Final answer:
To find the horizontal speed of a bowling ball rolled off a 2.00 m high table and landing 0.78 m away, we first calculate the time of free fall and then divide the horizontal distance by this time, yielding a speed of roughly 1.22 m/s.
Step-by-step explanation:
You wish to know how fast a bowling ball was rolling horizontally when it was rolled off a 2.00 m high table and landed on the ground 0.78 m from the base of the table. To solve this, we can use the principles of projectile motion from physics.
First, we should find the time the ball is in the air. We know the ball falls 2.00 m, so we use the equation for an object in free fall: d = (1/2)gt², where d is the distance, g is the acceleration due to gravity (9.8 m/s²), and t is the time. Rearranging the equation to solve for time, we get t = √(2d/g).

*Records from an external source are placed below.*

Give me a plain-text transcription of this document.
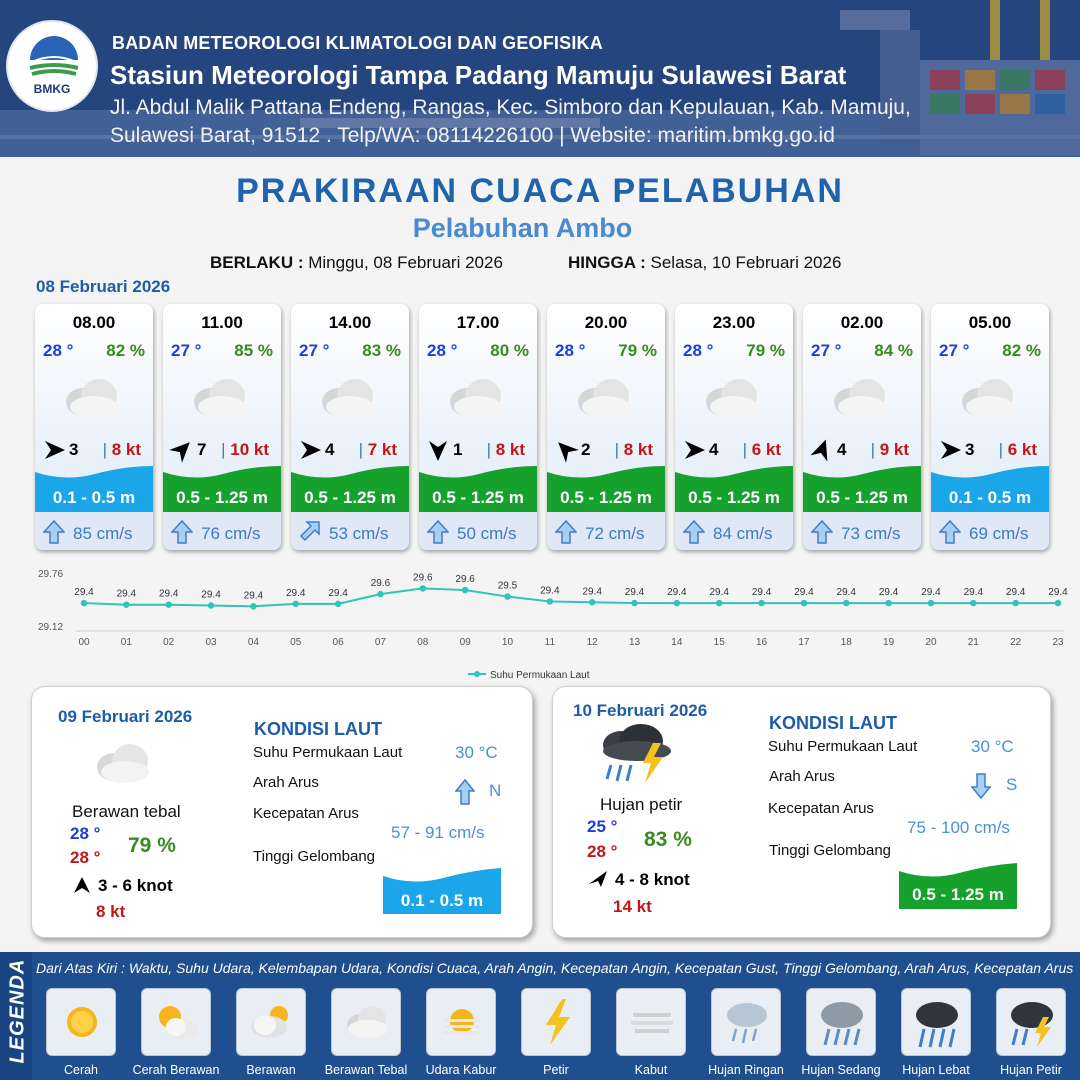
BMKG
BADAN METEOROLOGI KLIMATOLOGI DAN GEOFISIKA
Stasiun Meteorologi Tampa Padang Mamuju Sulawesi Barat
Jl. Abdul Malik Pattana Endeng, Rangas, Kec. Simboro dan Kepulauan, Kab. Mamuju,
Sulawesi Barat, 91512 . Telp/WA: 08114226100 | Website: maritim.bmkg.go.id
PRAKIRAAN CUACA PELABUHAN
Pelabuhan Ambo
BERLAKU : Minggu, 08 Februari 2026	HINGGA : Selasa, 10 Februari 2026
08 Februari 2026
08.00
28 ° 82 %
3 | 8 kt
0.1 - 0.5 m
85 cm/s
11.00
27 ° 85 %
7 | 10 kt
0.5 - 1.25 m
76 cm/s
14.00
27 ° 83 %
4 | 7 kt
0.5 - 1.25 m
53 cm/s
17.00
28 ° 80 %
1 | 8 kt
0.5 - 1.25 m
50 cm/s
20.00
28 ° 79 %
2 | 8 kt
0.5 - 1.25 m
72 cm/s
23.00
28 ° 79 %
4 | 6 kt
0.5 - 1.25 m
84 cm/s
02.00
27 ° 84 %
4 | 9 kt
0.5 - 1.25 m
73 cm/s
05.00
27 ° 82 %
3 | 6 kt
0.1 - 0.5 m
69 cm/s
29.76
29.12
29.4
00
29.4
01
29.4
02
29.4
03
29.4
04
29.4
05
29.4
06
29.6
07
29.6
08
29.6
09
29.5
10
29.4
11
29.4
12
29.4
13
29.4
14
29.4
15
29.4
16
29.4
17
29.4
18
29.4
19
29.4
20
29.4
21
29.4
22
29.4
23
Suhu Permukaan Laut
09 Februari 2026
Berawan tebal
28 °
28 °
79 %
3 - 6 knot
8 kt
KONDISI LAUT
Suhu Permukaan Laut	30 °C
Arah Arus	N
Kecepatan Arus
57 - 91 cm/s
Tinggi Gelombang
0.1 - 0.5 m
10 Februari 2026
Hujan petir
25 °
28 °
83 %
4 - 8 knot
14 kt
KONDISI LAUT
Suhu Permukaan Laut	30 °C
Arah Arus	S
Kecepatan Arus
75 - 100 cm/s
Tinggi Gelombang
0.5 - 1.25 m
LEGENDA Dari Atas Kiri : Waktu, Suhu Udara, Kelembapan Udara, Kondisi Cuaca, Arah Angin, Kecepatan Angin, Kecepatan Gust, Tinggi Gelombang, Arah Arus, Kecepatan Arus
Cerah	Cerah Berawan	Berawan	Berawan Tebal	Udara Kabur	Petir	Kabut	Hujan Ringan	Hujan Sedang	Hujan Lebat	Hujan Petir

Plugging in the values, we have t = √(2 * 2.00 m / 9.8 m/s²). This calculates to approximately 0.64 seconds.
Knowing the time in the air, we can now determine the horizontal velocity (vx) of the ball using the equation vx = distance/time. Given that the ball lands 0.78 m from the table, we have vx = 0.78 m / 0.64 s, which equals approximately 1.22 m/s.
The bowling ball was rolling horizontally at about 1.22 m/s when it left the table.